サマワから復興支援の現場に向かう4人乗りの装甲車は、攻撃を受けないよう高速運転が求められる。舗装されていない道路では、「頭が天井にぶつかりそう」(派遣隊員)になり、夏は車内温度が50度を超えた。
それでも隊員は車を降りれば、イラク人に笑顔を見せた。今年1月から5月まで派遣された部隊を指揮した小野寺靖1佐(47)は「緊張と不安は表に出せない。最大の安全確保は住民からの信頼だ。反感を持たれたら終わりなんです」と話す。

イラク撤退:陸上自衛隊/中 支援 防備固め、時間限る(毎日新聞 2006.7.11)
 
こうした活動について、サマワに住む技術者(35)は「基地(宿営地)に閉じこもり、外出しない。市民を恐れているようにさえ見えた。サマワの知識層は、日本の駐留は米国を満足させるためと悟っている」と語る。一方、派遣により雇用機会に恵まれた男性(55)は「隊員たちは礼儀正しく好感が持てた。自衛隊の駐留延長のためのデモをやりたいと思うぐらいだ。イラク政府は日本企業を誘致するため努力してほしい」と話す。

イラク撤退:陸上自衛隊/下 帰国 心のケア、調査続く(毎日新聞 2006.7.12)
 
サマワの宿営地内にある床面積1200平方メートルの厚生棟。中央にソファが並べられ、インターネットや読書ができる施設の片隅に、10畳ほどの個室がある。カウンセラーが常駐するこの部屋では、隊員から「迫撃砲の音を聞いてから眠れない」といった相談が寄せられる。陸自は、帰国の時だけではなく、常時、隊員らの心のケアに気を配ってきた。

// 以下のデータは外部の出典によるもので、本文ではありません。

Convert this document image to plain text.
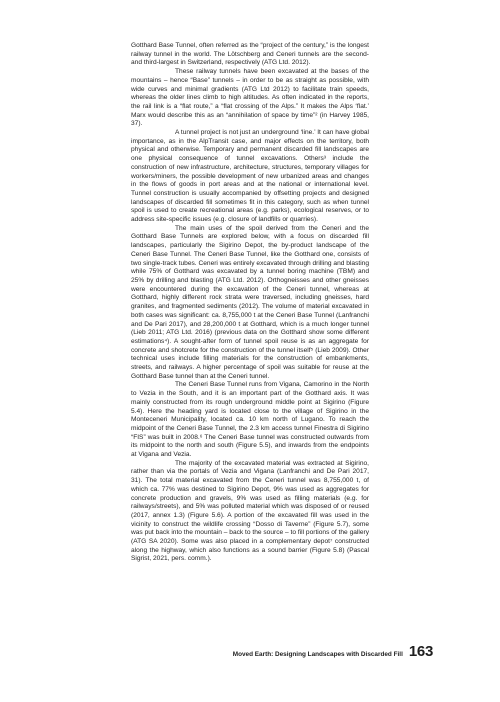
Gotthard Base Tunnel, often referred as the “project of the century,” is the longest railway tunnel in the world. The Lötschberg and Ceneri tunnels are the second- and third-largest in Switzerland, respectively (ATG Ltd. 2012).

These railway tunnels have been excavated at the bases of the mountains – hence “Base” tunnels – in order to be as straight as possible, with wide curves and minimal gradients (ATG Ltd 2012) to facilitate train speeds, whereas the older lines climb to high altitudes. As often indicated in the reports, the rail link is a “flat route,” a “flat crossing of the Alps.” It makes the Alps ‘flat.’ Marx would describe this as an “annihilation of space by time”² (in Harvey 1985, 37).

A tunnel project is not just an underground ‘line.’ It can have global importance, as in the AlpTransit case, and major effects on the territory, both physical and otherwise. Temporary and permanent discarded fill landscapes are one physical consequence of tunnel excavations. Others³ include the construction of new infrastructure, architecture, structures, temporary villages for workers/miners, the possible development of new urbanized areas and changes in the flows of goods in port areas and at the national or international level. Tunnel construction is usually accompanied by offsetting projects and designed landscapes of discarded fill sometimes fit in this category, such as when tunnel spoil is used to create recreational areas (e.g. parks), ecological reserves, or to address site-specific issues (e.g. closure of landfills or quarries).

The main uses of the spoil derived from the Ceneri and the Gotthard Base Tunnels are explored below, with a focus on discarded fill landscapes, particularly the Sigirino Depot, the by-product landscape of the Ceneri Base Tunnel. The Ceneri Base Tunnel, like the Gotthard one, consists of two single-track tubes. Ceneri was entirely excavated through drilling and blasting while 75% of Gotthard was excavated by a tunnel boring machine (TBM) and 25% by drilling and blasting (ATG Ltd. 2012). Orthogneisses and other gneisses were encountered during the excavation of the Ceneri tunnel, whereas at Gotthard, highly different rock strata were traversed, including gneisses, hard granites, and fragmented sediments (2012). The volume of material excavated in both cases was significant: ca. 8,755,000 t at the Ceneri Base Tunnel (Lanfranchi and De Pari 2017), and 28,200,000 t at Gotthard, which is a much longer tunnel (Lieb 2011; ATG Ltd. 2016) (previous data on the Gotthard show some different estimations⁴). A sought-after form of tunnel spoil reuse is as an aggregate for concrete and shotcrete for the construction of the tunnel itself⁵ (Lieb 2009). Other technical uses include filling materials for the construction of embankments, streets, and railways. A higher percentage of spoil was suitable for reuse at the Gotthard Base tunnel than at the Ceneri tunnel.

The Ceneri Base Tunnel runs from Vigana, Camorino in the North to Vezia in the South, and it is an important part of the Gotthard axis. It was mainly constructed from its rough underground middle point at Sigirino (Figure 5.4). Here the heading yard is located close to the village of Sigirino in the Monteceneri Municipality, located ca. 10 km north of Lugano. To reach the midpoint of the Ceneri Base Tunnel, the 2.3 km access tunnel Finestra di Sigirino “FIS” was built in 2008.⁶ The Ceneri Base tunnel was constructed outwards from its midpoint to the north and south (Figure 5.5), and inwards from the endpoints at Vigana and Vezia.

The majority of the excavated material was extracted at Sigirino, rather than via the portals of Vezia and Vigana (Lanfranchi and De Pari 2017, 31). The total material excavated from the Ceneri tunnel was 8,755,000 t, of which ca. 77% was destined to Sigirino Depot, 9% was used as aggregates for concrete production and gravels, 9% was used as filling materials (e.g. for railways/streets), and 5% was polluted material which was disposed of or reused (2017, annex 1.3) (Figure 5.6). A portion of the excavated fill was used in the vicinity to construct the wildlife crossing “Dosso di Taverne” (Figure 5.7), some was put back into the mountain – back to the source – to fill portions of the gallery (ATG SA 2020). Some was also placed in a complementary depot⁷ constructed along the highway, which also functions as a sound barrier (Figure 5.8) (Pascal Sigrist, 2021, pers. comm.).

Moved Earth: Designing Landscapes with Discarded Fill 163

自衛隊イラク派遣:陸自撤退 「復興支援に満足」78%−−サマワ住民に意識調査(毎日新聞 2006.7.12)
 
イラク南部サマワに約2年半駐留した陸上自衛隊が撤収するのを機に、共同通信社は地元住民1000人を対象に緊急意識調査を実施。その結果、陸自の復興支援に「満足している」と答えた住民が78.7%に達したことが11日までに分かった。調査は04年1月以来4回目。「陸自は占領軍」との意見が初めて10%を超え、12.4%に達した。調査は地元紙に委託し、サマワ県都とするムサンナ県で実施した。

社説:陸自イラク撤収 この経験を検証しよう(朝日新聞 2006.7.20)
 
自衛隊は1日最大1100人、延べ49万人近い地元の人々を雇った。学校などの補修を請け負わせたり、通訳や宿営地内の雑務にあてたりするためだ。
仕事と賃金を与えることで地元の期待に応え、民生を安定させようとの手法だったことは理解できる。同時に、宿営地外の作業に隊員を長時間さらすリスクを少なくする効用も大きかった。仕事を発注しながらテロやデモの情報を集め、不満があれば手当てし、危険を察知すれば避ける。苦労しながら編み出した安全確保の知恵でもあったろう。
それに加えて、日本政府は途上国援助で発電所やスポーツスタジアム、遊歩道などの建設や改修を次々に約束した。イラク側から「小さな地方都市のサマワに、なぜそれほど支援を集中するのか」との疑問があがったのも当然だ。人道復興支援が目的ならば、もっと効率的な形がありえたのではないか。
自衛隊の派遣には今年3月末までで743億円もかかっている。地元の住民を雇用してインフラなどを復旧し、生活を応援するのなら、支援の実績があるNGOを通じた方が同じ費用でより大きな貢献ができたかもしれない。官民をあげて今回のやり方を検証すべきだ。
もう一つ残念なのは、この間の自衛隊の姿が国民にあまり伝わらなかったことである。サマワ一帯を含むイラクには邦人退避勧告が出され、メディアの側も十分な報道ができなかった。
自衛隊内からは「隊員の働きを国民に知ってほしかった」との声も聞く。撤収をめぐっても、政府は報道を規制した。隊員の安全への配慮は分かるが、クウェートへ出てきた部隊の取材まで厳しく制約したのは行き過ぎだ。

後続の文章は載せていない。